So many things I wanna say
I start with a simple pray
God give me the strength to go on
To look for happiness and move on
To know the good friends and take on ….. a new challenge
Or what was hidden all along
I’ll try to follow my heart .. but I know that ain’t good
Gotta know what’s up & what’s wrong ……. behind closed doors
Secrets, sadness & some regrets …….. wearing masks
Covered faces to fool people & go places
In one day, just by one sentence
All that have been hidden appeared
Just like magic all covers revealed
All masks, all doors, all secrets disappeared
No longer I respect the faces that have been masked
No longer I wanna go into the doors of secrets, nor I wanna know..

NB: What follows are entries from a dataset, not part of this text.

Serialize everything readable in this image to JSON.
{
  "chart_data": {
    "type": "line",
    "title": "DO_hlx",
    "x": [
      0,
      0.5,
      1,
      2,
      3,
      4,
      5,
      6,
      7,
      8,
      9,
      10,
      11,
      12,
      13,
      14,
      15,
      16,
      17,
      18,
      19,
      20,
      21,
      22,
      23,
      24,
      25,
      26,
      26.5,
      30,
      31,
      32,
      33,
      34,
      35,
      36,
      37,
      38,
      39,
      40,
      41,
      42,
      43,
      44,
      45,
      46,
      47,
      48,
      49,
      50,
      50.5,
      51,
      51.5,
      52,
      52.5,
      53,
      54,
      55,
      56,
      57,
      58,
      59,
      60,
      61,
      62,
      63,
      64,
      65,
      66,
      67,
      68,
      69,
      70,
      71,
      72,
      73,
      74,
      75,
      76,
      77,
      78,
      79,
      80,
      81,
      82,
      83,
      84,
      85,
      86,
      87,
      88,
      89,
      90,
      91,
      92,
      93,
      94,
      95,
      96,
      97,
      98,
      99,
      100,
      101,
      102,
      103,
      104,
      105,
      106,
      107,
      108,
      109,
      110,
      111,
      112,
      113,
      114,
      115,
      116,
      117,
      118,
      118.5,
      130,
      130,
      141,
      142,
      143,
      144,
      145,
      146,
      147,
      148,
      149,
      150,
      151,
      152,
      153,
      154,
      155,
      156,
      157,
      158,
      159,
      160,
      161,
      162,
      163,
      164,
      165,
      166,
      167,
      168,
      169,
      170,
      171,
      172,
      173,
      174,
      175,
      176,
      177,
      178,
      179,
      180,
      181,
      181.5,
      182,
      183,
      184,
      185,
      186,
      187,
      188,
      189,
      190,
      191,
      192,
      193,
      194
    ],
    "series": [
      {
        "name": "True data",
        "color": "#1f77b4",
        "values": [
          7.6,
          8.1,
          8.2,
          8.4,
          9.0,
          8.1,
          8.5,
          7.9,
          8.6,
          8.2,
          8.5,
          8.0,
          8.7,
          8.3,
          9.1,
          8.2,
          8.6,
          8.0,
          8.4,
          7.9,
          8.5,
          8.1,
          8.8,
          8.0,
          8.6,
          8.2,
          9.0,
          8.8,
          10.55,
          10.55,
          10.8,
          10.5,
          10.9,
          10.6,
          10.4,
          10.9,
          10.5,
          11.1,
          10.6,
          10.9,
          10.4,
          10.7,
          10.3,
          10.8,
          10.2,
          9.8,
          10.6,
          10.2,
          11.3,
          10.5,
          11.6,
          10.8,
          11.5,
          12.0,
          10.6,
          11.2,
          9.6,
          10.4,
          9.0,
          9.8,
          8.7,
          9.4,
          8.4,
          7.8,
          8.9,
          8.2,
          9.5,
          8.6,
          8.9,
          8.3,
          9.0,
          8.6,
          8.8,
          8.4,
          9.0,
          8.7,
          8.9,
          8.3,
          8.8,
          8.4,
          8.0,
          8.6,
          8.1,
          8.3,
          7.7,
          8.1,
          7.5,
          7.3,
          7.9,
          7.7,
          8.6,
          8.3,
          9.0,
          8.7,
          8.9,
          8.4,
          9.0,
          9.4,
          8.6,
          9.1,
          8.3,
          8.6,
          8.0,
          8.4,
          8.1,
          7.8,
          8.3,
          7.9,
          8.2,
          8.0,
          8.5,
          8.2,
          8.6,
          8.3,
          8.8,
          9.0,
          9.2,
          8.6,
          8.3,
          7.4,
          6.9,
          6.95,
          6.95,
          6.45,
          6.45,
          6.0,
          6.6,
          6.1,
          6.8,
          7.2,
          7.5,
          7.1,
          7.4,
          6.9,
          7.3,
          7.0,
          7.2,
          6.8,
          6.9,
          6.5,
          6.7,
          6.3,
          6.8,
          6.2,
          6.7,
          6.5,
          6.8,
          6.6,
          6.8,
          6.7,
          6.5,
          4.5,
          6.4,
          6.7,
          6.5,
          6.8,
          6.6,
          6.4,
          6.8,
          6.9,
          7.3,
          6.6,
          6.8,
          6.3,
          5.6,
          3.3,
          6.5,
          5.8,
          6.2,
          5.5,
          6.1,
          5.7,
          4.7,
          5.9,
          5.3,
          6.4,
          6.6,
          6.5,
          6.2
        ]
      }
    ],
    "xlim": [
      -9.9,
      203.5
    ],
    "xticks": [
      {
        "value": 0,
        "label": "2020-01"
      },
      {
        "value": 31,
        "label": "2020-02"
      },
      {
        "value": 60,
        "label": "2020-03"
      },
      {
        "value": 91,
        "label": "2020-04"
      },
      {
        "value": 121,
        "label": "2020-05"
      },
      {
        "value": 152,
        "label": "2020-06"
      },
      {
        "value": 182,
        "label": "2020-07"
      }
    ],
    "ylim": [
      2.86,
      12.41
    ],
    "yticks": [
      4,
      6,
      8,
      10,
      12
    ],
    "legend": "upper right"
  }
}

About the truth of the people inside!!
I lost respect, I don’t deny, no I won’t lie …. can’t smile when I see
The face of hypocrisy
So can you blame me, for what I did? I refused to do what they did !!
They ask me to smile, and say hello just like I never knew!!
They keep on asking how I feel , yet they fear …. what I’ve discovered and might reveal !!
They want an answer, just not my answer
I will not lie
May be I’ll be polite
Keep what I think about them inside!!
I will not hide, behind the mask
Nor I will deny this task
Should I scream? Should I talk?
So, thought maybe I should write
This is what I want, the secrets about those people revealed!